Global deal value dropped to $US40 billion, not including BHP Billiton’s $8.7 billion demerger of South32.

Gold was the most sought-after commodity, and domestic deals made up more than half of the total.

Interestingly, EY noted it was the first year since its analysis began in 2008 that there wasn’t a Chinese deal of more than $1 billion.

Australian mining deal volume more than halved to 68 transactions, while deal value fell 10% to $4.3 billion, again excluding South32.

Independence Group’s takeover of Sirius Resources was the fifth-largest global mining deal in 2015.

The outlook for 2016

EY noted that the majors, like Anglo American, Glencore, Freeport McMoRan, Barrick Gold and Nyrstar, were announcing divestments with “alarming regularity”

Heavy debt loads, ratings downgrades and increasing financial stress are set to drive an uptick in financial restructuring and portfolio optimization this year, with divestments set to soar.

EY said the valuation gap that had held back deal-making in the past couple of years would start to close and it expects “historically well-run” assets in North America and Australia to be the most sought-after.

EY Oceania Mining & Metals transactions advisory leader Paul Murphy says the coal sector will dominate deal activity in Australia in 2016.

“There are some excellent top tier coal assets in Australia that are likely to change hands this year,” he said.

“Cost-cutting, productivity measures and the benefit of the falling Australian dollar helped delay decisions in 2015 but the weight of corporate debt in an environment of commodity price uncertainty will bring people to the table this year.”

The market is already seeing this with Anglo American offloading Dartbrook to Nathan Tinkler’s Australian Pacific Coal and Rio Tinto selling Mt Pleasant to an Indonesian-backed company in the past few weeks alone.

“High-quality Australian coal is well-positioned to fill the growing energy demand in south-east Asia. Those that understand that, and the cyclical nature of the mining sector, are looking at this opportunistically,” Murphy said.

“It is not just resource-specific private equity, but entrepreneurial buyers from outside the sector with an appreciation of future Asian energy demand, who have a close eye on higher quality Australian coal assets.

“Those that understand where Australian coal ranks in the future energy mix and the cyclical nature of the business can pick up some tidy assets at cyclically low prices.”

For those wishing to divest, EY warned that getting the processes right would be paramount to achieving the best possible outcome.

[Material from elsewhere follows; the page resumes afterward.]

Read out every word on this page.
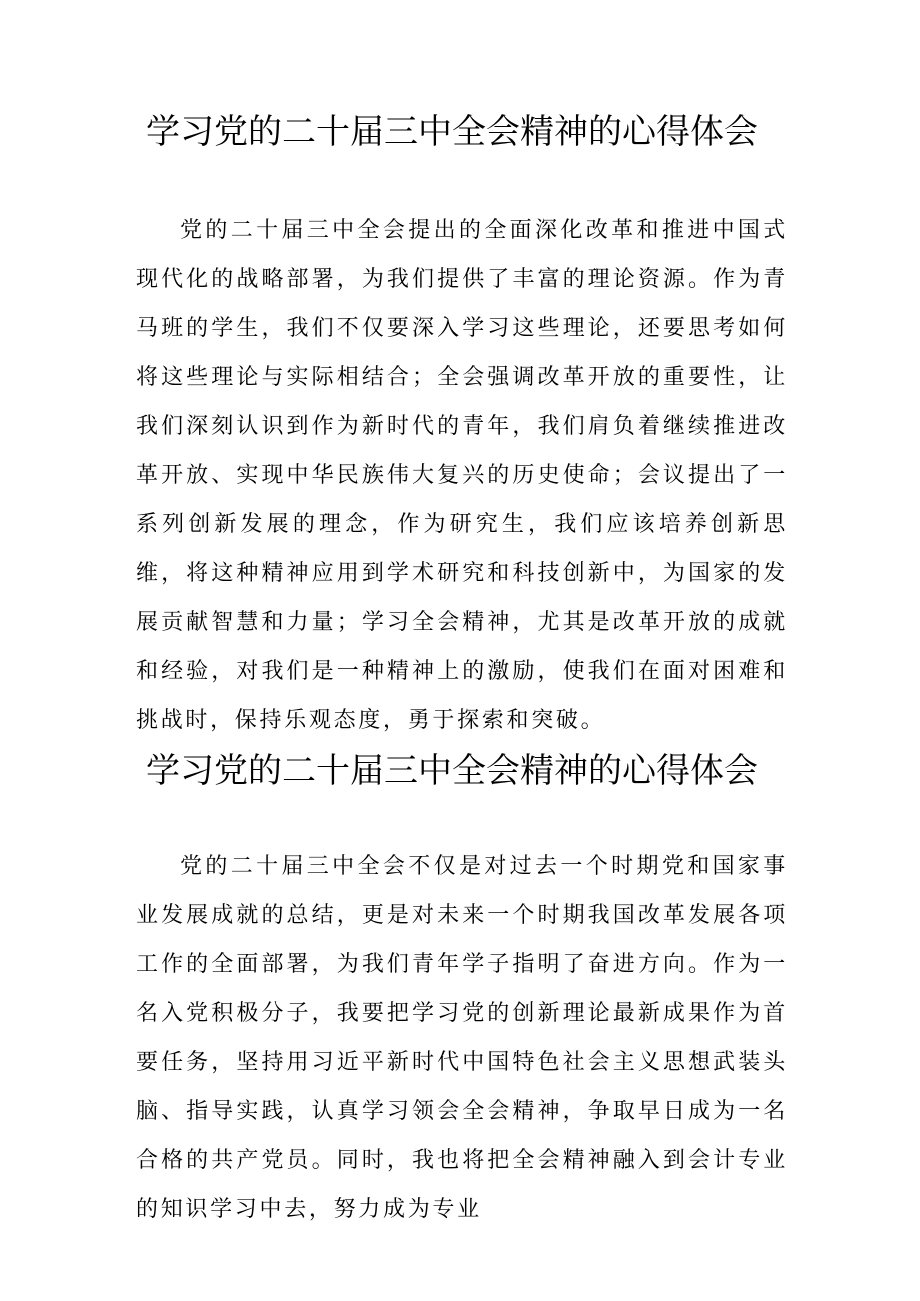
学习党的二十届三中全会精神的心得体会

党的二十届三中全会提出的全面深化改革和推进中国式现代化的战略部署，为我们提供了丰富的理论资源。作为青马班的学生，我们不仅要深入学习这些理论，还要思考如何将这些理论与实际相结合；全会强调改革开放的重要性，让我们深刻认识到作为新时代的青年，我们肩负着继续推进改革开放、实现中华民族伟大复兴的历史使命；会议提出了一系列创新发展的理念，作为研究生，我们应该培养创新思维，将这种精神应用到学术研究和科技创新中，为国家的发展贡献智慧和力量；学习全会精神，尤其是改革开放的成就和经验，对我们是一种精神上的激励，使我们在面对困难和挑战时，保持乐观态度，勇于探索和突破。

学习党的二十届三中全会精神的心得体会

党的二十届三中全会不仅是对过去一个时期党和国家事业发展成就的总结，更是对未来一个时期我国改革发展各项工作的全面部署，为我们青年学子指明了奋进方向。作为一名入党积极分子，我要把学习党的创新理论最新成果作为首要任务，坚持用习近平新时代中国特色社会主义思想武装头脑、指导实践，认真学习领会全会精神，争取早日成为一名合格的共产党员。同时，我也将把全会精神融入到会计专业的知识学习中去，努力成为专业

“A company’s positioning on the cost curve is critical in the current market conditions, so presenting robust information to potential buyers is pivotal to provide confidence that cost reduction and productivity measures are sustainable,” Murphy said.

“Similarly, anticipating transaction risks such as separation and regulatory and joint venture approvals take on greater importance in this market.

“Prospective buyers are thin on the ground and they will reduce valuations, or even walk away, if these issues aren’t adequately addressed.”

EY expects more acquisitions by private capital and non-traditional buyers, as well as an increase in spin-offs, mergers, joint ventures and even opportunistic hostile takeover bids.